| El Comercio, 6 de Agosto del 2003
¿Entre el abuso y el miedo?
Por César Montúfar
El asilo de Gustavo Noboa es una expresión más
del deterioro de la dignidad del cargo de Presidente
de la República en el Ecuador. Es triste y para
nada exagerado reconocerlo. Y es que más allá
de los argumentos jurídicos y diplomáticos
que se esgriman, más allá de que sea indiscutible
de que este asunto tiene un trasfondo de enemistad personal
con otro expresidente, el mensaje que queda es que en
nuestro país se ha tornado normal atenerse al
orden legal vigente solamente cuando éste actúa
en beneficio propio; que un mandatario puede gobernar
con la ley pero que ello no significa que se someterá
a ella; que la institucionalidad del Estado puede irrespetarse
y pasarse por alto incluso por la misma persona que
la representó. Todo ello erosiona no solo a la
institución de la Presidencia sino al principio
de autoridad mismo. Ello es política y simbólicamente
muy grave: un país azotado por la anomia y la
prepotencia.
El punto es que más allá de que Noboa
sea o no un perseguido de Febres Cordero, él
como expresidente del Ecuador nos debe la dignidad de
responder en presencia por sus acciones, omisiones o
riñas personales. La dignidad del cargo que ocupó
le exigen privilegiar lo público por sobre lo
personal; ser consecuente con la autoridad que emanó
de su investidura.
El asilo de Noboa tiene implicaciones adicionales no
solo por las circunstancias en que llegó al poder,
justamente cuando la autoridad presidencial se derrumbaba
por el desgobierno de Mahuad, sino por su comportamiento
y estilo cuando Presidente. Recordemos que Noboa fue
pródigo en insultos y alusiones ofensivas contra
quienes no estuvieran de acuerdo o criticaran a su Gobierno.

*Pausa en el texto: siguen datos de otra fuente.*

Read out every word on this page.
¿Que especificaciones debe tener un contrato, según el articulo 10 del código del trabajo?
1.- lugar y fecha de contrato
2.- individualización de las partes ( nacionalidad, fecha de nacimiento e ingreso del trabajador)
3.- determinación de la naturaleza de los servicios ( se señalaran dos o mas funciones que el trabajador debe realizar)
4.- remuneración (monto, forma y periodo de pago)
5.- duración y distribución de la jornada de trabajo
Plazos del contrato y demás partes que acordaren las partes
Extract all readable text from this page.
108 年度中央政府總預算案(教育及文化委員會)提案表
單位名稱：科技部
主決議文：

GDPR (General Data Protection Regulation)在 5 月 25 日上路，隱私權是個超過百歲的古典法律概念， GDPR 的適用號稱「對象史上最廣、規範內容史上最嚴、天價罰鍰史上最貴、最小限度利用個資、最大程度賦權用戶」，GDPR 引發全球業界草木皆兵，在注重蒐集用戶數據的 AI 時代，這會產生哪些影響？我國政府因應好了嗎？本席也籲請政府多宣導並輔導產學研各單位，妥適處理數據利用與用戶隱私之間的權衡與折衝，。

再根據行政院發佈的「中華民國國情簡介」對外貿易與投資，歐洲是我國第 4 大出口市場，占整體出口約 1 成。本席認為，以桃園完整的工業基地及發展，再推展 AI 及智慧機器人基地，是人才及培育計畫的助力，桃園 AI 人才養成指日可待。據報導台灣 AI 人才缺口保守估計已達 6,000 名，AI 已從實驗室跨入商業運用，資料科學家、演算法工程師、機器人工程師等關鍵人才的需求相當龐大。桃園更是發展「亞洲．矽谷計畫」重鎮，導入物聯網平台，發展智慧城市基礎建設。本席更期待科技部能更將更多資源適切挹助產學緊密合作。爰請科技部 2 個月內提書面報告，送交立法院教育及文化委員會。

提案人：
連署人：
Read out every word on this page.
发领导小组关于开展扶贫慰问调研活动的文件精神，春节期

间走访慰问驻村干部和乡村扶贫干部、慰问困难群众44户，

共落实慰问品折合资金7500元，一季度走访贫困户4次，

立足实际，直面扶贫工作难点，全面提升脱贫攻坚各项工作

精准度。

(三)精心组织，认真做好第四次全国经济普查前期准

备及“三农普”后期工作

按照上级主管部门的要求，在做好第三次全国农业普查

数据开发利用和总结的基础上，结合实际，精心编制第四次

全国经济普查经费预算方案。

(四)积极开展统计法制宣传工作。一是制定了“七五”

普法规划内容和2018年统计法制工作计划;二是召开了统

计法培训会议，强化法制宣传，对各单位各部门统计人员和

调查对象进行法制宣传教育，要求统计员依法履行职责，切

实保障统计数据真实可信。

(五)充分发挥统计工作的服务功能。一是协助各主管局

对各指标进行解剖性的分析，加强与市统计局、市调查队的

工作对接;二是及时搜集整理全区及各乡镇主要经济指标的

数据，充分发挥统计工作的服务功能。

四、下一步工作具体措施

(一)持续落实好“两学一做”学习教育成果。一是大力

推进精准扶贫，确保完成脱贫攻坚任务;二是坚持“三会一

Recordemos su estilo de utilizar todo tipo de epítetos
en contra de sus detractores; su lenguaje ofensivo y
chabacano. Lo que el asilo de Noboa nos dice es que
uno puede decir lo que se le plazca y abusar de la investidura
presidencial, pero que cuando ya no se la tiene, le
está permitido huir sin ningún problema,
sin que ello le parezca reprochable a nadie. La lección
del expresidente Noboa es que la lógica imperante
en la política ecuatoriana es la del abuso o
la del miedo; que más allá de ambos todo
es teatro e irresponsabilidad; que la lucha política
se reduce a la confrontación entre descomunales
vanidades.
Me resisto a justificar la teoría Noboa de la
política ecuatoriana. Me resisto a pensar que
la política en el Ecuador está condenada
a moverse entre el abuso de los poderosos y el miedo
de quienes no pueden escudarse tras el poder. Me resisto
a pensar que el ejercicio del Gobierno da prerrogativas
para la ofensa y que los ciudadanos de a pie solo pueden
bajar la cabeza y huir. Me resisto a suscribir que en
el Ecuador el deshonor y la cobardía son mejores
que la cárcel, justa o injusta. Me resisto a
adherirme al pretexto de la persecución política
como muletilla para no asumir responsabilidades ni estar
a la altura de la investidura que se ocupó. No
es posible la democracia ni el Estado de derecho en
ningún país si no se deja un espacio aunque
sea pequeño para la dignidad y el honor personal;
si el poder y los poderosos, que existen en todas partes,
provocan solo miedo y sumisión.
El daño moral que el asilo de Gustavo Noboa
le hace al país es mucho más grave que
las acusaciones que se le imputan. Es posible que el
expresidente resulte inocente de ellas; quizá
todo venga demasiado tarde para reivindicar su nombre.